The first half of the game, which is shown on a big screen and attended by thousands upon thousands, finishes just before Red Hot Chili Peppers, with a swarm of people marching down the airfield to Open’er’s main stage in time to catch opener ‘Can’t Stop’. The band released their eleventh album ‘The Getaway’ last month, but both they and the crowd know it’s their extensive back catalogue that will do the work tonight. Flea is exuberant and hyperactive through the whole set, commenting on the sunrise he saw that morning and how it gave him a new appreciation for life, while periodically inciting a singalong of Polish football anthem ‘Polska, Biało-Czerwoni’ between songs. He also tells the crowd to go and watch Vince Staples’ set at the festival, and begins humming Staples’ track ‘Lift Me Up’, mainly to himself. This is a band so supremely confident in headlining. Nothing new is expected of Red Hot Chili Peppers tonight, and they deliver by rolling out the hits with absolute precision.
Poland have lost the football, on a penalty shoot-out no less. But the atmosphere doesn’t dwindle as a result, with Beirut’s set in the big top amazingly well-attended, with some fans resorting to watching on the screen set just outside the tent itself. Zach Condon’s and band serve as a nice breather amongst the chaos, with songs from last year’s ‘No No No’ proving highlights, and a reminder that Condon remains one of the most intriguing voices in modern folk.
M83 comes next, closing the main stage to a crowd significantly thinned from departing Chilis fans. When Anthony Gonzalez released ‘Midnight City’, it looked like the world was his. Obtuse new album ‘Junk’ has prompted a slight reconsideration of his lofty ambitions, but the Frenchman still makes tonight’s set one that exists on the grandest scale. The set is an explosion of colour, and by all means has the potential to headline across the world, but there just aren’t quite enough ‘wow’ moments, or the roars that should greet the intro to every song in a main stage set. Anthony’s ambitions are clearly still of the highest order, but the songs haven’t quite caught up yet.

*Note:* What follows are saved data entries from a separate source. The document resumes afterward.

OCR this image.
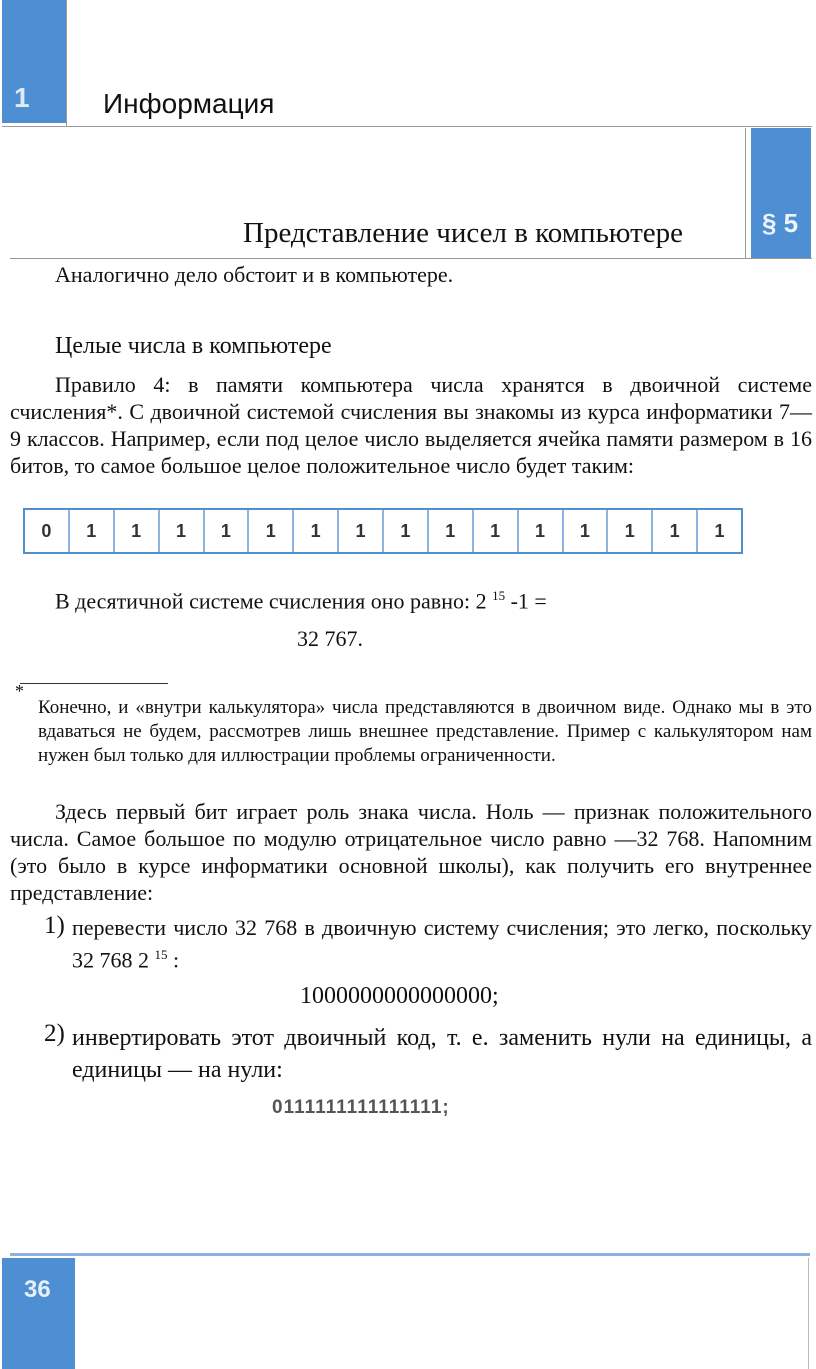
1	Информация
§ 5
Представление чисел в компьютере
Аналогично дело обстоит и в компьютере.
Целые числа в компьютере
Правило 4: в памяти компьютера числа хранятся в двоичной системе счисления*. С двоичной системой счисления вы знакомы из курса информатики 7—9 классов. Например, если под целое число выделяется ячейка памяти размером в 16 битов, то самое большое целое положительное число будет таким:
0	1	1	1	1	1	1	1	1	1	1	1	1	1	1	1
В десятичной системе счисления оно равно: 2 $^{15}$ -1 =
32 767.
*
Конечно, и «внутри калькулятора» числа представляются в двоичном виде. Однако мы в это вдаваться не будем, рассмотрев лишь внешнее представление. Пример с калькулятором нам нужен был только для иллюстрации проблемы ограниченности.
Здесь первый бит играет роль знака числа. Ноль — признак положительного числа. Самое большое по модулю отрицательное число равно —32 768. Напомним (это было в курсе информатики основной школы), как получить его внутреннее представление:
1) перевести число 32 768 в двоичную систему счисления; это легко, поскольку 32 768 2 $^{15}$ :
1000000000000000;
2) инвертировать этот двоичный код, т. е. заменить нули на единицы, а единицы — на нули:
0111111111111111;
36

Caribou toured ‘Our Love’ almost to death last summer. Popping up at every festival imaginable, Dan Snaith and co took the album to every corner of the world, riding on the wave of ‘Can’t Do Without You’. It’s strange to see him back out on the road this year, then, with no new material under his belt. 1.30am in a packed, sweaty tent isn’t the time to ponder these things though, with the crowd lapping up every cut from ‘Our Love’ and ‘Swim’. Versions of ‘Our Love”s title track and ‘Mars’ are given meandering, extended outros which take the sound up and down like waves, never sitting still. A closing trio of ‘Odessa’, ‘Can’t Do Without You’ and ‘Sun’ is a crushing reminder of Caribou’s repertoire of hits, and new material can wait when Dan is still sending the crowd off into the night, arm in arm, sun coming up, repeating “I can’t do without you” in a thick Polish accent.